July 6th, 2006

Question--

I would like to know if anyone else has felt the way that I am feeling now-- I seem to be making a conscious decision to put alot of my past behind me, not necessarily ignoring that it happened but I'm getting tired of having it run my life. I'm not running from it, I've just realized that I can't change what happened, only the way that I react to it. I'm by far not even close to having this mission complete but I'm giving it a try. Anyone else travelled this road? Thanks
bloodybear

A Survivors Helpful Tool

As I was going through my shit last night, I happened to find a book my doctor gave me a few years ago to help me understand what I was feeling and why...its called Surviving With Serenity and its by T. Thomas...its a book of daily meditations for incest survivors...and it has all the days of the year, but without the actual year, so you can use it forever...
Trust

(no subject)

I've noticed something that I know is a direct effect of my abuse. I am terrified, and I mean TERRIFIED of telling people ANYTHING. It's quite absurd actually. I can't tell people what happened in a book. I can't tell people what part of a movie I liked best. I can't write personal thoughts in my diary - it's completely people-safe, full of things like, "I went to so-and-so's party today. It was a lot of fun. I hung out with so-and-so pretty much the entire time, and we ate way too much chocolate." Stuff that probably wouldn't be altogether too incriminating if found. My parents have also noticed this, and are getting angry, to say the least. I'm keeping pointless things a secret for no reason other than the fact that I can't be vulnerable - I must be strong all the time. I can't let other people see negative emotions. Once in a blue moon, it will happen, but I just CANNOT let myself tell people anything.

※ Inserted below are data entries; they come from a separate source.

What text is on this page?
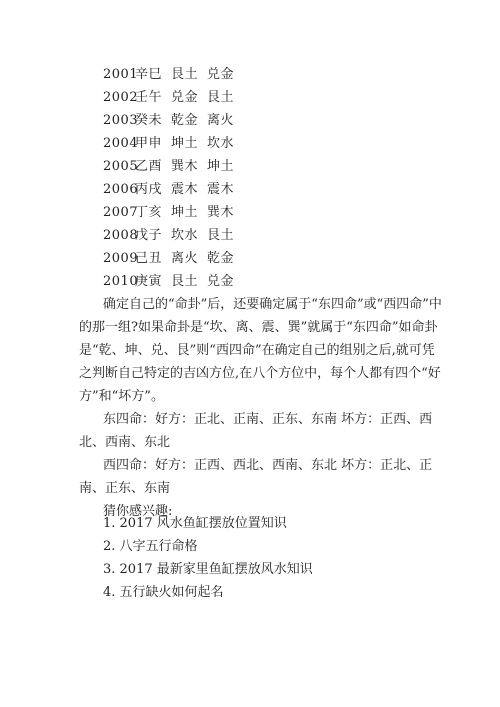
2001辛巳 艮土 兑金
2002壬午 兑金 艮土
2003癸未 乾金 离火
2004甲申 坤土 坎水
2005乙酉 巽木 坤土
2006丙戌 震木 震木
2007丁亥 坤土 巽木
2008戊子 坎水 艮土
2009己丑 离火 乾金
2010庚寅 艮土 兑金

确定自己的“命卦”后，还要确定属于“东四命”或“西四命”中的那一组?如果命卦是“坎、离、震、巽”就属于“东四命”如命卦是“乾、坤、兑、艮”则“西四命”在确定自己的组别之后,就可凭之判断自己特定的吉凶方位,在八个方位中，每个人都有四个“好方”和“坏方”。

东四命：好方：正北、正南、正东、东南 坏方：正西、西北、西南、东北

西四命：好方：正西、西北、西南、东北 坏方：正北、正南、正东、东南

猜你感兴趣:

1. 2017 风水鱼缸摆放位置知识

2. 八字五行命格

3. 2017 最新家里鱼缸摆放风水知识

4. 五行缺火如何起名
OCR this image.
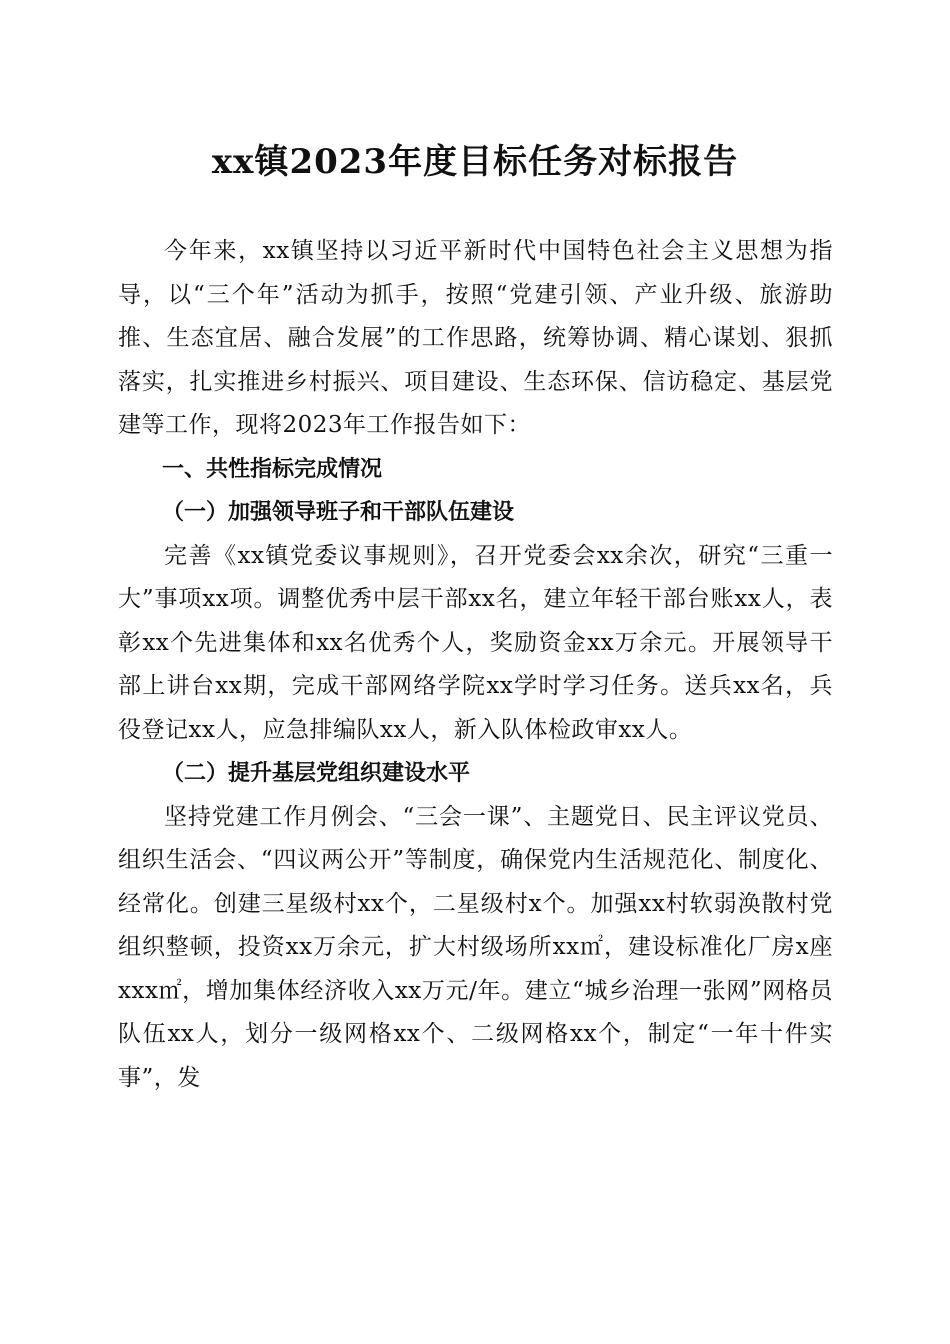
xx镇2023年度目标任务对标报告

今年来，xx镇坚持以习近平新时代中国特色社会主义思想为指导，以“三个年”活动为抓手，按照“党建引领、产业升级、旅游助推、生态宜居、融合发展”的工作思路，统筹协调、精心谋划、狠抓落实，扎实推进乡村振兴、项目建设、生态环保、信访稳定、基层党建等工作，现将2023年工作报告如下：

一、共性指标完成情况

（一）加强领导班子和干部队伍建设

完善《xx镇党委议事规则》，召开党委会xx余次，研究“三重一大”事项xx项。调整优秀中层干部xx名，建立年轻干部台账xx人，表彰xx个先进集体和xx名优秀个人，奖励资金xx万余元。开展领导干部上讲台xx期，完成干部网络学院xx学时学习任务。送兵xx名，兵役登记xx人，应急排编队xx人，新入队体检政审xx人。

（二）提升基层党组织建设水平

坚持党建工作月例会、“三会一课”、主题党日、民主评议党员、组织生活会、“四议两公开”等制度，确保党内生活规范化、制度化、经常化。创建三星级村xx个，二星级村x个。加强xx村软弱涣散村党组织整顿，投资xx万余元，扩大村级场所xx㎡，建设标准化厂房x座xxx㎡，增加集体经济收入xx万元/年。建立“城乡治理一张网”网格员队伍xx人，划分一级网格xx个、二级网格xx个，制定“一年十件实事”，发
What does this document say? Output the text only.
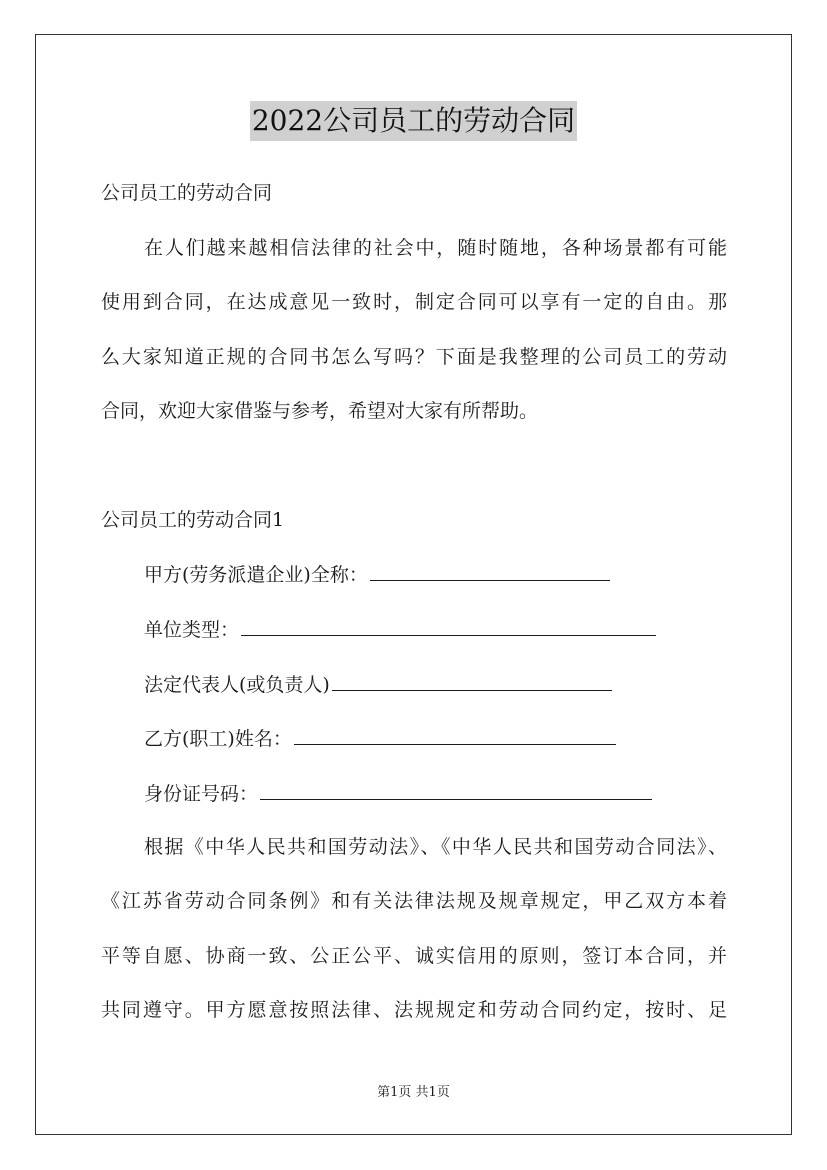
2022公司员工的劳动合同
公司员工的劳动合同
在人们越来越相信法律的社会中，随时随地，各种场景都有可能
使用到合同，在达成意见一致时，制定合同可以享有一定的自由。那
么大家知道正规的合同书怎么写吗？下面是我整理的公司员工的劳动
合同，欢迎大家借鉴与参考，希望对大家有所帮助。
公司员工的劳动合同1
甲方(劳务派遣企业)全称：
单位类型：
法定代表人(或负责人)
乙方(职工)姓名：
身份证号码：
根据《中华人民共和国劳动法》、《中华人民共和国劳动合同法》、
《江苏省劳动合同条例》和有关法律法规及规章规定，甲乙双方本着
平等自愿、协商一致、公正公平、诚实信用的原则，签订本合同，并
共同遵守。甲方愿意按照法律、法规规定和劳动合同约定，按时、足
第1页 共1页
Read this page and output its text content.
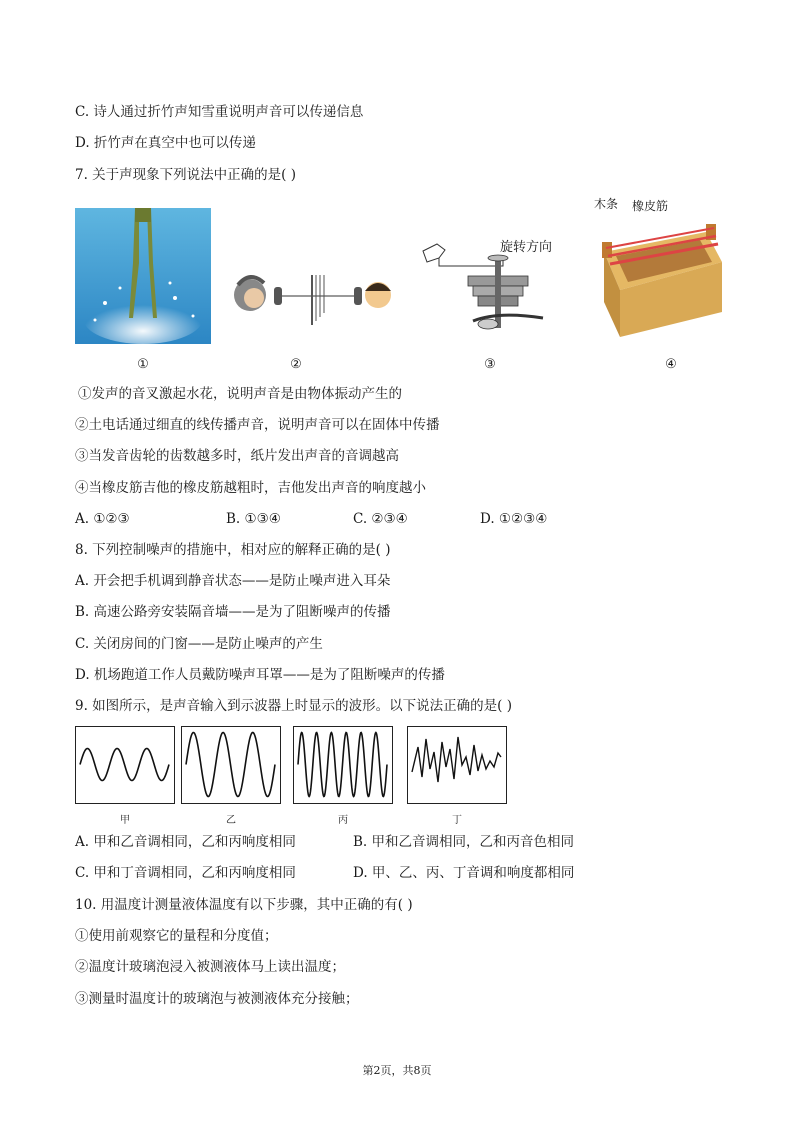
C. 诗人通过折竹声知雪重说明声音可以传递信息
D. 折竹声在真空中也可以传递
7. 关于声现象下列说法中正确的是( )
旋转方向
木条 橡皮筋
①	②	③	④
①发声的音叉激起水花，说明声音是由物体振动产生的
②土电话通过细直的线传播声音，说明声音可以在固体中传播
③当发音齿轮的齿数越多时，纸片发出声音的音调越高
④当橡皮筋吉他的橡皮筋越粗时，吉他发出声音的响度越小
A. ①②③	B. ①③④	C. ②③④	D. ①②③④
8. 下列控制噪声的措施中，相对应的解释正确的是( )
A. 开会把手机调到静音状态——是防止噪声进入耳朵
B. 高速公路旁安装隔音墙——是为了阻断噪声的传播
C. 关闭房间的门窗——是防止噪声的产生
D. 机场跑道工作人员戴防噪声耳罩——是为了阻断噪声的传播
9. 如图所示，是声音输入到示波器上时显示的波形。以下说法正确的是( )
甲	乙	丙	丁
A. 甲和乙音调相同，乙和丙响度相同	B. 甲和乙音调相同，乙和丙音色相同
C. 甲和丁音调相同，乙和丙响度相同	D. 甲、乙、丙、丁音调和响度都相同
10. 用温度计测量液体温度有以下步骤，其中正确的有( )
①使用前观察它的量程和分度值；
②温度计玻璃泡浸入被测液体马上读出温度；
③测量时温度计的玻璃泡与被测液体充分接触；
第2页，共8页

I took a blind leap today, and talked about that with a friend of mine. She ended up getting around to asking me what the root of the problem was. I, of course, know what it is, but I told her that it "wasn't something I want to talk about online." She was amazingly loving and caring about my inability to talk about whatever my "deep, dark secret" might be. Somehow she persuaded me to come over to her house tomorrow. We're going to have a whole chick flick day, and talk. I've decided that tomorrow I'm going to tell her about my abuse. I've just decided that it's something I HAVE to do. I'm really scared though. I've dreamed for so long of breaking the silence. I never believed that I'd actually do it.

Does anybody have any suggestions for how to go about talking about it? How do I keep myself calm? I'm so afraid.